Incendies

Susan Granger’s review of “Incendies” (Sony Pictures Classics)

 

    Based on Wajdi Mouawad’s celebrated play, this compelling, Oscar-nominated film from France interweaves two parallel stories.  After a brief prologue in a desert village in which young boys’ heads are shaved, the story begins as Montreal notary Lebel (Remy Girard) summons adult twins Jeanne and Simon Marwan (Melissa Desormeaux Poulin, Maxim Gaudette) to hear their recently deceased mother Nawal’s Will.  They receive a pair of letters to deliver – one for the father they thought was dead and the other for a brother they never knew existed – before they can open a final message and erect a headstone in her honor.

    While skeptical Simon is not as interested in this posthumous mystery, his mathematician sister Jeanne is intrigued.
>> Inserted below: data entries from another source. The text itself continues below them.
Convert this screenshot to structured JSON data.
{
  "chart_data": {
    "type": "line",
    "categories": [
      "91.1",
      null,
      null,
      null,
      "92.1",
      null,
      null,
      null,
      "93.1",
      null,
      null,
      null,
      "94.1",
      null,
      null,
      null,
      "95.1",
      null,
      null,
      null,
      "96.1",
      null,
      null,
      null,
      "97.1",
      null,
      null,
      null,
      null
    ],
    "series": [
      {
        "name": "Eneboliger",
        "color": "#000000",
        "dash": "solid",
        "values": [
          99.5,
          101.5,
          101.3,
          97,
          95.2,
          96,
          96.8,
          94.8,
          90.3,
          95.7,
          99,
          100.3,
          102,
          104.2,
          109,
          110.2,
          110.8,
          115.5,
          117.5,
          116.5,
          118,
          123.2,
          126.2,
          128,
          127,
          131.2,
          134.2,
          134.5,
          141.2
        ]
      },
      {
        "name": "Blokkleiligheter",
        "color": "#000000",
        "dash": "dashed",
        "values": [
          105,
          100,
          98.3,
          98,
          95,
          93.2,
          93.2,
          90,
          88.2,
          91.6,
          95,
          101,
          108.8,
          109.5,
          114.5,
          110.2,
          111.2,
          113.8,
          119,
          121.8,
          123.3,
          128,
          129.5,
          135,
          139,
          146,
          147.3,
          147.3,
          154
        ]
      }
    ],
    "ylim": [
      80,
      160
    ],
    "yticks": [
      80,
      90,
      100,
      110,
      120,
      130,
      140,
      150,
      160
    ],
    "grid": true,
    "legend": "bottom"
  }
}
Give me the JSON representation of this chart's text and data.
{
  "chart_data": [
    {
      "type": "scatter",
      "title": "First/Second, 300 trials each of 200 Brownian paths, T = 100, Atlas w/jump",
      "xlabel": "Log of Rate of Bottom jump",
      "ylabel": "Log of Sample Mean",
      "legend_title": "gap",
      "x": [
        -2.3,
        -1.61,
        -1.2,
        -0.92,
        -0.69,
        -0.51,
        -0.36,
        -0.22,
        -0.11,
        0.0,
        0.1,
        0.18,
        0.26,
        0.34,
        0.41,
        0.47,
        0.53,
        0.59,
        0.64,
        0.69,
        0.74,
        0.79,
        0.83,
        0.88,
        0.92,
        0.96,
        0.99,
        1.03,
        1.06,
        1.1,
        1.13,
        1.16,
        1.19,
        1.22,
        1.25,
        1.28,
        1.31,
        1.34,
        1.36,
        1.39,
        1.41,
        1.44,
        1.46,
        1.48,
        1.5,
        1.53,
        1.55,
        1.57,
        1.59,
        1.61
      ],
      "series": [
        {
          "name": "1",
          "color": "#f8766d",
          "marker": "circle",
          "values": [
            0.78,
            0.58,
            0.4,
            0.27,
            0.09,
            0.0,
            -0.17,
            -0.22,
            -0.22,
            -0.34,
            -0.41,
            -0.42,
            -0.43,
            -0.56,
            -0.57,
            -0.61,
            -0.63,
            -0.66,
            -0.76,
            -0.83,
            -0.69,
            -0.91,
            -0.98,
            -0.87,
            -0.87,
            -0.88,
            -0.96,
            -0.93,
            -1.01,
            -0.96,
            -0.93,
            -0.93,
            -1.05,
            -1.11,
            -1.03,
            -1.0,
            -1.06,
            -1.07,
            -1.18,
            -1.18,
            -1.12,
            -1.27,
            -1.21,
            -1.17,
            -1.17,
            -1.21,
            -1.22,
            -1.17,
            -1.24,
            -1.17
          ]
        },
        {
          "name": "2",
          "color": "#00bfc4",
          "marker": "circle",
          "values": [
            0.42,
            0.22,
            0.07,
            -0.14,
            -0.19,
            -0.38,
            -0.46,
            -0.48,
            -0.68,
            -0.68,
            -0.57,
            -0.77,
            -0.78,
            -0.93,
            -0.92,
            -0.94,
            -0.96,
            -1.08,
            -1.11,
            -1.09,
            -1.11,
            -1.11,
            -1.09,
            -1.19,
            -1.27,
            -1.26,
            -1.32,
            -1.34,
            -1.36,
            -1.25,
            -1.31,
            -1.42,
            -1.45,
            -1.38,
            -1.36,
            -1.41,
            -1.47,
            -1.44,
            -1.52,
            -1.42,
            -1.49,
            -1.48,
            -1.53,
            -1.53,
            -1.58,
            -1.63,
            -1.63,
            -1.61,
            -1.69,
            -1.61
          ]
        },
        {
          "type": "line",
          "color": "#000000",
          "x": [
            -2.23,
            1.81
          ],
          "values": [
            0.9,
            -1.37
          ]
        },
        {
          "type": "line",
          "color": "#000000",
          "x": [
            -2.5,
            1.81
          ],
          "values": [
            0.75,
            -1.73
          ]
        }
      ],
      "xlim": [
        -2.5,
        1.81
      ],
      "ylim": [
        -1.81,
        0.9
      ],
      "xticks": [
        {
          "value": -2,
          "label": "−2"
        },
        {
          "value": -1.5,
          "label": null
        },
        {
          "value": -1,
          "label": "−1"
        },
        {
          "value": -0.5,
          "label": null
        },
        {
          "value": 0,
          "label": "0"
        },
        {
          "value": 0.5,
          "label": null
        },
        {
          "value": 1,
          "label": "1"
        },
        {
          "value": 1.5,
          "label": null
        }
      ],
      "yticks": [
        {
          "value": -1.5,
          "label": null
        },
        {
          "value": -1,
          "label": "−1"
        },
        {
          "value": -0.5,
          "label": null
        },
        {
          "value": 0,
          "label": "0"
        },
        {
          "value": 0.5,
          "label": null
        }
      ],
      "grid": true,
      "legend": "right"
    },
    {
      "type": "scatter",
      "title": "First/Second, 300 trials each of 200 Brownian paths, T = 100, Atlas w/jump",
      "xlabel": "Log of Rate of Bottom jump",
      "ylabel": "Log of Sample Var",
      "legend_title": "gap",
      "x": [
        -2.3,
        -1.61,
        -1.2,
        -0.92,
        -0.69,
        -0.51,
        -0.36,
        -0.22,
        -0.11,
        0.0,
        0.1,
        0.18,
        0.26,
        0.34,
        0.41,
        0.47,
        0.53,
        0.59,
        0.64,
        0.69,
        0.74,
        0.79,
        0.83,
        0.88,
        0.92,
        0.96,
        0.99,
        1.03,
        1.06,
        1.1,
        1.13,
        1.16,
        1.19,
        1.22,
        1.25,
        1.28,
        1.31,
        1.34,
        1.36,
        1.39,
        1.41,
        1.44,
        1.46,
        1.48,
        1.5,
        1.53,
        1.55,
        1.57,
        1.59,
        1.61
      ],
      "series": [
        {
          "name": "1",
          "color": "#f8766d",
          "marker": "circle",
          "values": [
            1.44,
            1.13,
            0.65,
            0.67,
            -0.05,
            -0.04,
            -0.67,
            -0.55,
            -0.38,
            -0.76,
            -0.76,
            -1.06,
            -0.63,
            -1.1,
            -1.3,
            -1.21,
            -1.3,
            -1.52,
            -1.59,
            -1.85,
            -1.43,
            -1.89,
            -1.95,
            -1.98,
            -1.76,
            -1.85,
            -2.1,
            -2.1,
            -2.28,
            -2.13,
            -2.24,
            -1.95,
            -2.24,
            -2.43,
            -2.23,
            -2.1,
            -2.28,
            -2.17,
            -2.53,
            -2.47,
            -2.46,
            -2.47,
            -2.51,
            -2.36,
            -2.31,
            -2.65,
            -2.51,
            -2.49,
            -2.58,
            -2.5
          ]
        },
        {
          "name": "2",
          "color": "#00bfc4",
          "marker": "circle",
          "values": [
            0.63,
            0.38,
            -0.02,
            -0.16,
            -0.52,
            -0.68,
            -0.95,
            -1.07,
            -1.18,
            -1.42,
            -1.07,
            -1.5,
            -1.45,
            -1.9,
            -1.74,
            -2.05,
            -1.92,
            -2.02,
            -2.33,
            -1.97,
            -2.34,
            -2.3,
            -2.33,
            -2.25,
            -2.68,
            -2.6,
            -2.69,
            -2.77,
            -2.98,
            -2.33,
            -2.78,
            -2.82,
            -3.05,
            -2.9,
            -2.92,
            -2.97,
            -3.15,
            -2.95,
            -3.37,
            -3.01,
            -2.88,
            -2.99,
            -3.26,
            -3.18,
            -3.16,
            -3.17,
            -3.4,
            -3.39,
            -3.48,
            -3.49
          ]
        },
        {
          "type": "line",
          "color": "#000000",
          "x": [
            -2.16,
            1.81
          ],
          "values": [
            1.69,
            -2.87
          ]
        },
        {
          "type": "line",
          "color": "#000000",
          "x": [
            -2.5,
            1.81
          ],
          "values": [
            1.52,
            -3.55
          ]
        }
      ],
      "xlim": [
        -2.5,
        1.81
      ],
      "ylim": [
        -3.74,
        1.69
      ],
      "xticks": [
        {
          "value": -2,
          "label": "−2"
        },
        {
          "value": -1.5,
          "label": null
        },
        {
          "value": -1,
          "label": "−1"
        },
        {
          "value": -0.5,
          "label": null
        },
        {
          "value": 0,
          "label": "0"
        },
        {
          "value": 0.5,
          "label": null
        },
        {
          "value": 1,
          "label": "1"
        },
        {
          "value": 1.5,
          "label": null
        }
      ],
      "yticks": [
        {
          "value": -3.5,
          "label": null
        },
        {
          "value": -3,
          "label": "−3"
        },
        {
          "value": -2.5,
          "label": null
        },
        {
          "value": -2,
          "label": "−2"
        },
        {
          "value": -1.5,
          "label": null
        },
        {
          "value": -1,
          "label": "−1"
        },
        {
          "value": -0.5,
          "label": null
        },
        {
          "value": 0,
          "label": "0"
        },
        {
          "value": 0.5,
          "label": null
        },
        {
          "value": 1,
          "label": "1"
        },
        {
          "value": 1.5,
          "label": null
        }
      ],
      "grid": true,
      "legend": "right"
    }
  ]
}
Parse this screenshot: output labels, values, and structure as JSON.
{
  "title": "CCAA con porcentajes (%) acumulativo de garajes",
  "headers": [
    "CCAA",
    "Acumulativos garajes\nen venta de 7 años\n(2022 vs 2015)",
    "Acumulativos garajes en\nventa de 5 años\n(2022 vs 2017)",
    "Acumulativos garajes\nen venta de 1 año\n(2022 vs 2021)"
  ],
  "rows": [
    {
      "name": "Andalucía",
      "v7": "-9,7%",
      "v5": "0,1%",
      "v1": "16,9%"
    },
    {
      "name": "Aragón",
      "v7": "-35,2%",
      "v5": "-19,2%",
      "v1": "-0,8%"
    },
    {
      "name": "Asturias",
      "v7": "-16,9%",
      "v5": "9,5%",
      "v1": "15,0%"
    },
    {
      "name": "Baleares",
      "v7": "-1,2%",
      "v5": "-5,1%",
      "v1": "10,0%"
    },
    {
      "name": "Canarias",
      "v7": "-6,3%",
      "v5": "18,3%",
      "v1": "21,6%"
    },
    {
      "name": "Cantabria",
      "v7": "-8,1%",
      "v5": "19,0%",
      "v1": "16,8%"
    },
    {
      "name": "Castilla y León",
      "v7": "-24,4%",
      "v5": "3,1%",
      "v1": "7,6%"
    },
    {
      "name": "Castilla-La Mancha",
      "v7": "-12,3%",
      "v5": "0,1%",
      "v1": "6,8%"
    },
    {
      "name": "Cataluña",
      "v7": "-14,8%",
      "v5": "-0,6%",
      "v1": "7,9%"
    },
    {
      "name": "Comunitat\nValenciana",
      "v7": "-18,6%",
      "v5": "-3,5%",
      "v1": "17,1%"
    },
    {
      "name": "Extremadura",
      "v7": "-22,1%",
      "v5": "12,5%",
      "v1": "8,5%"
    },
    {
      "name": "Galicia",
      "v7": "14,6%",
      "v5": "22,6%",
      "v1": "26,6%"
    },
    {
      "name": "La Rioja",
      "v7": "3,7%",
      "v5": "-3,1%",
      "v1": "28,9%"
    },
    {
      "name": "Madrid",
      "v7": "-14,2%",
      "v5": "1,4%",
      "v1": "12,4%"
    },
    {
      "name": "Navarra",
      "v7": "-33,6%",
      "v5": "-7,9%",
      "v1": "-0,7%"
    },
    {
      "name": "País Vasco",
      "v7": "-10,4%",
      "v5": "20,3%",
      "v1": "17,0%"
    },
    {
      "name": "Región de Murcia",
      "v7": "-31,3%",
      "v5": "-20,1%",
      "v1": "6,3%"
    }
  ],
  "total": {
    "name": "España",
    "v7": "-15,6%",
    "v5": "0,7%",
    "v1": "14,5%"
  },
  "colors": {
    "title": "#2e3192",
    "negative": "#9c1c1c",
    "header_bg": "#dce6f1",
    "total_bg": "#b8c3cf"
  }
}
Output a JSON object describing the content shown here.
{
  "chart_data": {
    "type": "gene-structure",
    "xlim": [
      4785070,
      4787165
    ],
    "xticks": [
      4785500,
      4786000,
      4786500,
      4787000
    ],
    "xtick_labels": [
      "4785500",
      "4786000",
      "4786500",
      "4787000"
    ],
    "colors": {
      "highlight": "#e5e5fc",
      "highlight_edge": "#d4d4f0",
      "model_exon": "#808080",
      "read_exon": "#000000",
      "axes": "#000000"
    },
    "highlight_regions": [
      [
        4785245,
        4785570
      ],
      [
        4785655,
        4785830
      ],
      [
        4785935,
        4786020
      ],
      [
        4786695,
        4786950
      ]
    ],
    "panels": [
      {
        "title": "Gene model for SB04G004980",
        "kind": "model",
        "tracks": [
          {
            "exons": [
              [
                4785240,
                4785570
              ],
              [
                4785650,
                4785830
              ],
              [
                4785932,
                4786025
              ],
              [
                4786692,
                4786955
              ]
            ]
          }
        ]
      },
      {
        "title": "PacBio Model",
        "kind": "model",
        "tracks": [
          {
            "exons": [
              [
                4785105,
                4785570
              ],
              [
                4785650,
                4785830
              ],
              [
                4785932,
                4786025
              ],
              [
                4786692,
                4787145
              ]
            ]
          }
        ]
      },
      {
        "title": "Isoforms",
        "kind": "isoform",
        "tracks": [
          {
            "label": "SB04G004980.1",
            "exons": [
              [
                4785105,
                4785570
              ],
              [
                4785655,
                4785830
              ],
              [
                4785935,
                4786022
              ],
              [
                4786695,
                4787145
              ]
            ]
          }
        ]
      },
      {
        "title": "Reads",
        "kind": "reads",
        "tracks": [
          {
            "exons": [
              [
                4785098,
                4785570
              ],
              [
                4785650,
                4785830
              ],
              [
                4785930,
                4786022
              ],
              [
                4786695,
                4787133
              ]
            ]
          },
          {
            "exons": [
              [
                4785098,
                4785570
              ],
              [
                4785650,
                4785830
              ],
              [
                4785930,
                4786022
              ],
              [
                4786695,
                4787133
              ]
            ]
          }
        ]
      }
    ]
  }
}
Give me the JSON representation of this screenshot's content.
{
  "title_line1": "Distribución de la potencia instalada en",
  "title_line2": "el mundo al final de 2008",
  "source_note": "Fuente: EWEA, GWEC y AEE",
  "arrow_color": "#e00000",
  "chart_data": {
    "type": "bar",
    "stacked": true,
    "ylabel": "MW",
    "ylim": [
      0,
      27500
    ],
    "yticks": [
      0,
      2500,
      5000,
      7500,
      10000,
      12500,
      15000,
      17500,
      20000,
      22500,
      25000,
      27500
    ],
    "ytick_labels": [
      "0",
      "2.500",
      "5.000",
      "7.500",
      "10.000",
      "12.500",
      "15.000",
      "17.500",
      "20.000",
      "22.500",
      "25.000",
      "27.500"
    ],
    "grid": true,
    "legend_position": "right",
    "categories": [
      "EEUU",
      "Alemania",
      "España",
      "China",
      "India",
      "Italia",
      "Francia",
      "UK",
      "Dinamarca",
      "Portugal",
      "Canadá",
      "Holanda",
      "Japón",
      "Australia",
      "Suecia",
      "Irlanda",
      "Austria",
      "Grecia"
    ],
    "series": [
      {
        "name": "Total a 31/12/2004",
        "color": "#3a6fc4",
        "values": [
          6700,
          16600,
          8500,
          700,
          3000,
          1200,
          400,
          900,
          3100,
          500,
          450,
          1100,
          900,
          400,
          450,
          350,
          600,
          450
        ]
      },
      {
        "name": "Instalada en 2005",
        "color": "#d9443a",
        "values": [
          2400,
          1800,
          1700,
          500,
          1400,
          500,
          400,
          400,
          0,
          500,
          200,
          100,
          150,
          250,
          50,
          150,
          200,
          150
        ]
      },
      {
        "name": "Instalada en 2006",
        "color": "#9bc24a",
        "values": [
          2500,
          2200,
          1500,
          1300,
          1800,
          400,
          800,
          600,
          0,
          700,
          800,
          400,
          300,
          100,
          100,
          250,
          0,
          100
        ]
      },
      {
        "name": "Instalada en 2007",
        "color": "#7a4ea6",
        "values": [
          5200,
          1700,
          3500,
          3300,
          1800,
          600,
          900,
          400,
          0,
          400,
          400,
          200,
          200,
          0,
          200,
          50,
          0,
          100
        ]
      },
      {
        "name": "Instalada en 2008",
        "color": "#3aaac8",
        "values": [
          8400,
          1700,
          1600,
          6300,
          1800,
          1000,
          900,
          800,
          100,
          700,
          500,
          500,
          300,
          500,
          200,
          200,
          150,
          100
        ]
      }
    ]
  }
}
With Lebel’s help, she is able to unearth hidden family secrets as they travel to their mother’s fictionalized homeland (think Lebanon) to try to locate their father and their ‘lost’ brother whom they can only identify by the three black dots their mother had tattooed on his ankle.  During the 1970s, they discover that their then-teenage mother Nawal (Lubna Azabal) was caught in the middle of the bitter 15-year civil war between Christians and Muslims. While she was a Christian, her life was intimately intertwined with the Muslim community, involving harrowing atrocities, imprisonment and a Middle Eastern “Sophie’s Choice,” before she emigrated to Canada.

    Quebecois writer/director Denis Villeneuve effectively blends the past and present, punctuating the occasionally muddled, melancholy drama with a mournful Radiohead song that’s well suited to the underlying violence-begets-violence theme. On the other hand, the film could use some judicious editing and there’s no question that the concluding revelation seems overly contrived. Melissa Desormeaux Poulin, Maxim Gaudette and the Belgian actress Lubna Azabal deliver memorable performances, propelling the incendiary narrative which, translated, means “scorched” or “burned.”

    In French with English subtitles, on the Granger Movie Gauge of 1 to 10, “Incendies” is an imaginative, illuminating 7, demonstrating, once again, that children often have no idea about what went on in their parents’ lives during the many formative years before they were born.